For autonomous vehicles operating in environments where people or other vehicles may be sharing the road, it is important to detect and track moving objects. Merely detecting that an obstacle exists is useful, but it is even more useful to know whether the obstacle is moving, and, if so, what direction it is moving. The goal of this project is to detect, model, and track dynamic objects in the scene, taking into account spatio-temporal errors that arise from asynchronous data from different sensors.
Traditionally, moving object detection and tracking algorithms focus on either 2D imagery or 3D data, but do not effectively fuse the two sources of information.
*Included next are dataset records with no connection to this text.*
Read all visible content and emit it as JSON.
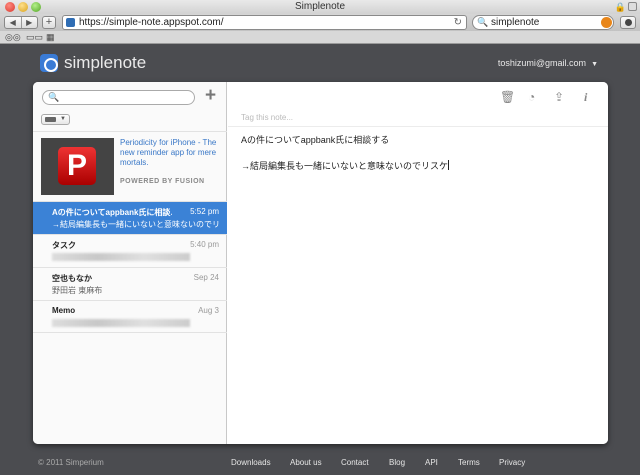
{
  "browser": {
    "window_title": "Simplenote",
    "url": "https://simple-note.appspot.com/",
    "search_query": "simplenote"
  },
  "header": {
    "logo_text": "simplenote",
    "account_email": "toshizumi@gmail.com"
  },
  "sidebar": {
    "search_placeholder": "",
    "ad": {
      "text": "Periodicity for iPhone - The new reminder app for mere mortals.",
      "powered_by": "POWERED BY FUSION",
      "logo_letter": "P"
    },
    "notes": [
      {
        "title": "Aの件についてappbank氏に相談…",
        "date": "5:52 pm",
        "preview": "→結局編集長も一緒にいないと意味ないのでリスケ",
        "selected": true
      },
      {
        "title": "タスク",
        "date": "5:40 pm",
        "preview": ""
      },
      {
        "title": "空也もなか",
        "date": "Sep 24",
        "preview": "野田岩 東麻布"
      },
      {
        "title": "Memo",
        "date": "Aug 3",
        "preview": ""
      }
    ]
  },
  "editor": {
    "tag_placeholder": "Tag this note...",
    "lines": [
      "Aの件についてappbank氏に相談する",
      "",
      "→結局編集長も一緒にいないと意味ないのでリスケ"
    ]
  },
  "footer": {
    "copyright": "© 2011 Simperium",
    "links": [
      "Downloads",
      "About us",
      "Contact",
      "Blog",
      "API",
      "Terms",
      "Privacy"
    ]
  },
  "colors": {
    "accent": "#3b82d6",
    "background": "#4b4c50"
  }
}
Methods that do utilize imagery and LIDAR typically use parallel, but disconnected, pipelines for processing the data from each source and then combine the information only as a final step. Our approach is to use the information from each sensing modality at each step in the process, thereby gaining the benefits of multi-modal sensing throughout the pipeline.
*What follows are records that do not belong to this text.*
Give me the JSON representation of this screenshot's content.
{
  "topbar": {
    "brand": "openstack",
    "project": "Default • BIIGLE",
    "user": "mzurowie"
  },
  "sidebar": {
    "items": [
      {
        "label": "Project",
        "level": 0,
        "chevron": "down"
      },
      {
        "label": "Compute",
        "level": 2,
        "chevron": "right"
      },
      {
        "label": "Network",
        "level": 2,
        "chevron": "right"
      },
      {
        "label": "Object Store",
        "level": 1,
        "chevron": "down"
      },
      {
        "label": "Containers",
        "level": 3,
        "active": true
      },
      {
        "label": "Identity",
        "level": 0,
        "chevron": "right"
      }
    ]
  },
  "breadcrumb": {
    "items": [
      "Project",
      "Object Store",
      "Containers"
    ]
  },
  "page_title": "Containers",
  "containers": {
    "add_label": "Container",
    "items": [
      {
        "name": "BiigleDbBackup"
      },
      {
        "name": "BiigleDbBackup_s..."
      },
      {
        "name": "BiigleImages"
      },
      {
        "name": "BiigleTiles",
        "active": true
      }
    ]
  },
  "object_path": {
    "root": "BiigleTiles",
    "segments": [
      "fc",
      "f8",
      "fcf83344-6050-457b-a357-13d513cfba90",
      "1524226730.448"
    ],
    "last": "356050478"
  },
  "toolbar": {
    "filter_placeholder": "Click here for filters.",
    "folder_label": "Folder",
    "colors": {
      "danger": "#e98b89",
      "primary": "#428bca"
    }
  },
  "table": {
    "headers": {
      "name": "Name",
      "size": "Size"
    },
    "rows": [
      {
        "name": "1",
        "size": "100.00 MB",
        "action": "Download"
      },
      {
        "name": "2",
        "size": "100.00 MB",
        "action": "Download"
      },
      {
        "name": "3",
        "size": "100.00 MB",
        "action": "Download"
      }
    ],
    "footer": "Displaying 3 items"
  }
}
Moving object detection and tracking broadly consists of three steps: segmentation, in which the boundaries of objects are determined; modeling, in which objects are modeled by simple geometric shapes, such as boxes or poly-lines; and tracking, in which the modeled objects are tracked over time. We believe that use of fused imagery and LIDAR can be beneficial within each of these steps. In segmentation, we can use image edges to find object boundaries more reliably. In the modeling step, we can use the image for more accurate modeling and for modeling outside of the LIDAR plane. In the tracking step, we can use image features to help track object motion.